Forced flight

A UN report on forced migration says that the number of people who were displaced by the end 2012 is higher than at any time since 1994. According to Global Trends, an annual report released by the UN high commissioner for refugees, the number of people who were displaced either internally or across borders crossed 45.2 million last year. The figures are worrying as they show the displacement crisis is growing in magnitude.

 Armed conflict is the main reason why people flee their homes, the report says, attributing last year’s surge in numbers to the deepening Syrian civil war. A handful of countries accounts for the majority of the displaced; 55 per cent of all displaced come from five war-engulfed countries - Afghanistan, Somalia, Iraq, Syria and Sudan, with Afghanistan continuing to ‘produce’ the largest number of displaced, a position it has held for over three decades.

The UN Report provides insights too into the unhelpful attitude of the world’s rich towards refugees. They gripe the most about refugees ‘flooding’ their countries and have erected all kinds of barriers to keep refugees out, although they are obliged to admit refugees under the 1951 Refugee Convention and its 1967 Protocol to which they are signatories.

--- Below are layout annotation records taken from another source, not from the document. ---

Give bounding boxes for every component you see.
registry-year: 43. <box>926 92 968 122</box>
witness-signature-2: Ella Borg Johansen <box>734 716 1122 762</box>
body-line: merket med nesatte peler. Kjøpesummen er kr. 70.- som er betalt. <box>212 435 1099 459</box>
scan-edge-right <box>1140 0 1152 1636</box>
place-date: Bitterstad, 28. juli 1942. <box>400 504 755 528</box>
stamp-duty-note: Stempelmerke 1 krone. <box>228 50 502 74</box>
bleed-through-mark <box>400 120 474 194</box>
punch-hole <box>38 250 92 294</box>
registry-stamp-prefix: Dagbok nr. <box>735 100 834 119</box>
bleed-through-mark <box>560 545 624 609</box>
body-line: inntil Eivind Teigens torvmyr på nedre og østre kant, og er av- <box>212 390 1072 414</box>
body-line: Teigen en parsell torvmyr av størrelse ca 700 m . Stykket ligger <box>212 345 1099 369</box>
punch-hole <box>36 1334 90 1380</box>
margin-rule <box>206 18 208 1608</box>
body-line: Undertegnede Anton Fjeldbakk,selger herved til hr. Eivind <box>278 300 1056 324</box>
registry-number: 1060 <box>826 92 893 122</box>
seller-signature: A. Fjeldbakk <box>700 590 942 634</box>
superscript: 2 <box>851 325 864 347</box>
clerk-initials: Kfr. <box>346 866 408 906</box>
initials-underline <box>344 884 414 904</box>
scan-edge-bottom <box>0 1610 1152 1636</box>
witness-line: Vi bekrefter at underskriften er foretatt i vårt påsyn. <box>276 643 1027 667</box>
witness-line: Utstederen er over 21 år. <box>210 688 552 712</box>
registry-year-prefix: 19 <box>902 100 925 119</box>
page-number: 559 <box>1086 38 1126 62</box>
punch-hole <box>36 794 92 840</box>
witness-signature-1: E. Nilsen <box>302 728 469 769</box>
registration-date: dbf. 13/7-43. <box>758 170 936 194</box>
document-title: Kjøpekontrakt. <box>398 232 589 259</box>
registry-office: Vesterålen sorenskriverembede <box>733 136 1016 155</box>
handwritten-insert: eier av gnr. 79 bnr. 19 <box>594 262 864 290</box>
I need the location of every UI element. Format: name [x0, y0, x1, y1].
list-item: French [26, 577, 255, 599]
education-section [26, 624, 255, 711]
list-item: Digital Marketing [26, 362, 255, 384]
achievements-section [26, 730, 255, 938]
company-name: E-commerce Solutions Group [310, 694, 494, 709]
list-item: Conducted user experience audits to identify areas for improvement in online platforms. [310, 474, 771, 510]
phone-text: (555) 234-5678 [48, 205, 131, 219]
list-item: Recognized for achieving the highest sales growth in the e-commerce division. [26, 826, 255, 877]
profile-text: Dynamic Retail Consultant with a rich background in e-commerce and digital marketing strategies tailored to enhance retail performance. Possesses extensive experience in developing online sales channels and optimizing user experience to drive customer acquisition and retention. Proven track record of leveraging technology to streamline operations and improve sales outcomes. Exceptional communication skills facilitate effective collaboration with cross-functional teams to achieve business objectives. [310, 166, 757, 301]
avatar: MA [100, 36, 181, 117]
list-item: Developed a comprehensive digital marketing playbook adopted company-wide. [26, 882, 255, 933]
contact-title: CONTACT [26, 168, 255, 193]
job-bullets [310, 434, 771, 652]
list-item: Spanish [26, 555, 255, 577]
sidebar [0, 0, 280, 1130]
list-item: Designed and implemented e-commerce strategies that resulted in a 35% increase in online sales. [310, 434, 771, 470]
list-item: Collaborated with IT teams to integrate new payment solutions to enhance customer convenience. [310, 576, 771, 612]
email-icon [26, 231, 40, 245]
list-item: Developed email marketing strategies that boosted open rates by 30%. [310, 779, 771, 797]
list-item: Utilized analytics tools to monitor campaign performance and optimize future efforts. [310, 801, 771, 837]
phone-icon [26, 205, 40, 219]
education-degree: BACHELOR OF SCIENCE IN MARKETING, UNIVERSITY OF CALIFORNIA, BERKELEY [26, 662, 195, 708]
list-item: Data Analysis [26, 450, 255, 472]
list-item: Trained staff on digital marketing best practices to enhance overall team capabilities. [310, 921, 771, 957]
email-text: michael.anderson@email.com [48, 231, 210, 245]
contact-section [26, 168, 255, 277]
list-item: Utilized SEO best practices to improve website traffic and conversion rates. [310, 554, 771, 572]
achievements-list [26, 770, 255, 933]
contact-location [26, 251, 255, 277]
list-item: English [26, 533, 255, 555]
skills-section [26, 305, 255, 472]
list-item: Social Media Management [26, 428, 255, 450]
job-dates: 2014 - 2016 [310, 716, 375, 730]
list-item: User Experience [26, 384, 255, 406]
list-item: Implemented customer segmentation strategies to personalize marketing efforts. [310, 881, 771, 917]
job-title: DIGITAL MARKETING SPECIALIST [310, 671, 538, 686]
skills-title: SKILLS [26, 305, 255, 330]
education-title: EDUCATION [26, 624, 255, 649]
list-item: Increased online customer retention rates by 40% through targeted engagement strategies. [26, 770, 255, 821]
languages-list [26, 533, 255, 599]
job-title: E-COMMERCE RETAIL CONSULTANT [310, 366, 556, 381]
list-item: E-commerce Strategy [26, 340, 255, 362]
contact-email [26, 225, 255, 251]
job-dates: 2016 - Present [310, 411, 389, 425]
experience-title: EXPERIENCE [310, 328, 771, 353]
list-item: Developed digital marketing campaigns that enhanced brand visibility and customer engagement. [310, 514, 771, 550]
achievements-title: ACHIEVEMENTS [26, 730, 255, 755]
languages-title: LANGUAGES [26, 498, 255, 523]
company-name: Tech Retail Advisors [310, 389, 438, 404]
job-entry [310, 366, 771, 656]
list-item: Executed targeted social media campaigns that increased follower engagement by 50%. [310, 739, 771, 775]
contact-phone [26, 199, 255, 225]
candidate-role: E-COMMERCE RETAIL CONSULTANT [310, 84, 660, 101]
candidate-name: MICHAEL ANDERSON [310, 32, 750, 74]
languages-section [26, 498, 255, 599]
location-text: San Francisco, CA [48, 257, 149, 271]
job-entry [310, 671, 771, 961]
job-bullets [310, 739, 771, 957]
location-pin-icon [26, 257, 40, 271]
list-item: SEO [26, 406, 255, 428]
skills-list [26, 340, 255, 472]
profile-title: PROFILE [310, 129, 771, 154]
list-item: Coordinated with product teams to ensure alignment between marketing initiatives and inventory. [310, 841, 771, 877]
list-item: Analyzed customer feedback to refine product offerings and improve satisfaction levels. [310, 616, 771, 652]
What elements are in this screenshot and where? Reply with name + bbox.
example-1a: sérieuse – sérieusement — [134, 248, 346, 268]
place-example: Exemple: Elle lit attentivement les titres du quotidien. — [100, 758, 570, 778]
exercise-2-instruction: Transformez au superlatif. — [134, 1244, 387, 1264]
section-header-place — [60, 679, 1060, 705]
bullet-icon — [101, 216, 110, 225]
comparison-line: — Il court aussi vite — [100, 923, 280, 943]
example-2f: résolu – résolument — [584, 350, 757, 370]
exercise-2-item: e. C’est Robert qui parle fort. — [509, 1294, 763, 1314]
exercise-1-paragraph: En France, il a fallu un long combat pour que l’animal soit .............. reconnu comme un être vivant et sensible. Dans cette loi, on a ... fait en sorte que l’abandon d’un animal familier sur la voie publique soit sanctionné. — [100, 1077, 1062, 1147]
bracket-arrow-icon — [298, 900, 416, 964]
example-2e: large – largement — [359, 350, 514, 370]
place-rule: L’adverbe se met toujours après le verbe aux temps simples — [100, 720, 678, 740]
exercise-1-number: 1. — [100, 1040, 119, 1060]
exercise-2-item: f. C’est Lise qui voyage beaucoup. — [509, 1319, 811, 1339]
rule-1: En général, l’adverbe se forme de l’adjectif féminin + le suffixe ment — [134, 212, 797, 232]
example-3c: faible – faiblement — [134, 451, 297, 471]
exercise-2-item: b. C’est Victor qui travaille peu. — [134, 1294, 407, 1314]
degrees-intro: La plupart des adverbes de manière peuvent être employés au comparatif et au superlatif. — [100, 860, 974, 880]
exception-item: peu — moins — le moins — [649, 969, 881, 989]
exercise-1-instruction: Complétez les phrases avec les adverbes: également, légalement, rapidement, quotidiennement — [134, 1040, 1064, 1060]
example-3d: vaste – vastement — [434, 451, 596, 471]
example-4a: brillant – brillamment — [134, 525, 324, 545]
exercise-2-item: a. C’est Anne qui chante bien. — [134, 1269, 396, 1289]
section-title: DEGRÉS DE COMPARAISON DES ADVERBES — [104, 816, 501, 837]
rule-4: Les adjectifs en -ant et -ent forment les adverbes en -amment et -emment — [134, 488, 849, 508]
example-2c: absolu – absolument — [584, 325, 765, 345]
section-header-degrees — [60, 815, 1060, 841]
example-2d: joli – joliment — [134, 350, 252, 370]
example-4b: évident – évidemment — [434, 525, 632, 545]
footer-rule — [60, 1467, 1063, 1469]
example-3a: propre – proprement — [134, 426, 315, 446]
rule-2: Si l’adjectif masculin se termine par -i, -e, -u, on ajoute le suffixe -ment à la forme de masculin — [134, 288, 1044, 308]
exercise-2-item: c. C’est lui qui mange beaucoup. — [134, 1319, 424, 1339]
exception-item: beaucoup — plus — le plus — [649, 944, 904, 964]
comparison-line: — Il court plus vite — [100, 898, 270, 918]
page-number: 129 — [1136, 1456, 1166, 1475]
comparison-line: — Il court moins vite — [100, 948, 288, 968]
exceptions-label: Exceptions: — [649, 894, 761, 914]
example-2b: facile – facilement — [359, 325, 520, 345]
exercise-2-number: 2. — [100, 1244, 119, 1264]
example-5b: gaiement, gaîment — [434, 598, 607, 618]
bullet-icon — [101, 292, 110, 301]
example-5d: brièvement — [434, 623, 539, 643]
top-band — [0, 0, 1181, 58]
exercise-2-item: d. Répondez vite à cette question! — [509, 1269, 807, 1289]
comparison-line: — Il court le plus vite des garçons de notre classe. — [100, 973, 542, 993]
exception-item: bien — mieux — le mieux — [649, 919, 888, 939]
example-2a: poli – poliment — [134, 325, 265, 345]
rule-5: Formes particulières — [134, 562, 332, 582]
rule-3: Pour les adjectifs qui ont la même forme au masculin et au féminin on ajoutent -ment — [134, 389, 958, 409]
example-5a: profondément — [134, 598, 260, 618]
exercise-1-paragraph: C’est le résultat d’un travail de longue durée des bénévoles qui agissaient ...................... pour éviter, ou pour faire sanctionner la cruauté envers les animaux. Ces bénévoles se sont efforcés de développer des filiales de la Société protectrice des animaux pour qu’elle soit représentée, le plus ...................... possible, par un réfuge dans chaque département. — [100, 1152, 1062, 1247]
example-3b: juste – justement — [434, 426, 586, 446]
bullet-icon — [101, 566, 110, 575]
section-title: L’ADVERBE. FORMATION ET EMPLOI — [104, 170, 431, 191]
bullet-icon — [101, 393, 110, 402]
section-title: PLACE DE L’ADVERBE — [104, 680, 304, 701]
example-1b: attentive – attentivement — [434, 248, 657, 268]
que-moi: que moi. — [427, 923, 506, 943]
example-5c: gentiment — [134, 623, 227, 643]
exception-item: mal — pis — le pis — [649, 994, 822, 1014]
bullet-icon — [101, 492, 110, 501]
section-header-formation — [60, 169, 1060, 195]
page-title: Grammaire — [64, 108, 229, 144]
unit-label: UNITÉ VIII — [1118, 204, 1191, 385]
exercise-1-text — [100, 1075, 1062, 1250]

Contrast this with the generosity of the developing countries, many of whom are not signatories to international refugee conventions. Although not legally obliged to do so, they are hosting 81 per cent of the world’s refugees. Of the world’s displaced, 15.4 million are refugees, 9,37,000 asylum-seekers, and 28.8 million are internally displaced. Refugees and internally displaced flee similar violence. However, it is only the former that enjoy protection as a matter of right under international conventions. The UNHCR’s mandate doesn’t extend to the internally displaced and it is their government that is responsible for their rehabilitation.

While the generosity of South Asian countries to refugees is to be applauded, it is time they formalised their commitment to the displaced. They need not sign the flawed 1951 Convention and 1967 Protocol. But they need to enact domestic legislation to protect the rights of refugees. What refugees get in host countries should be a matter of right, not the outcome of charity. Such laws would reduce the potential for playing politics over the refugee question.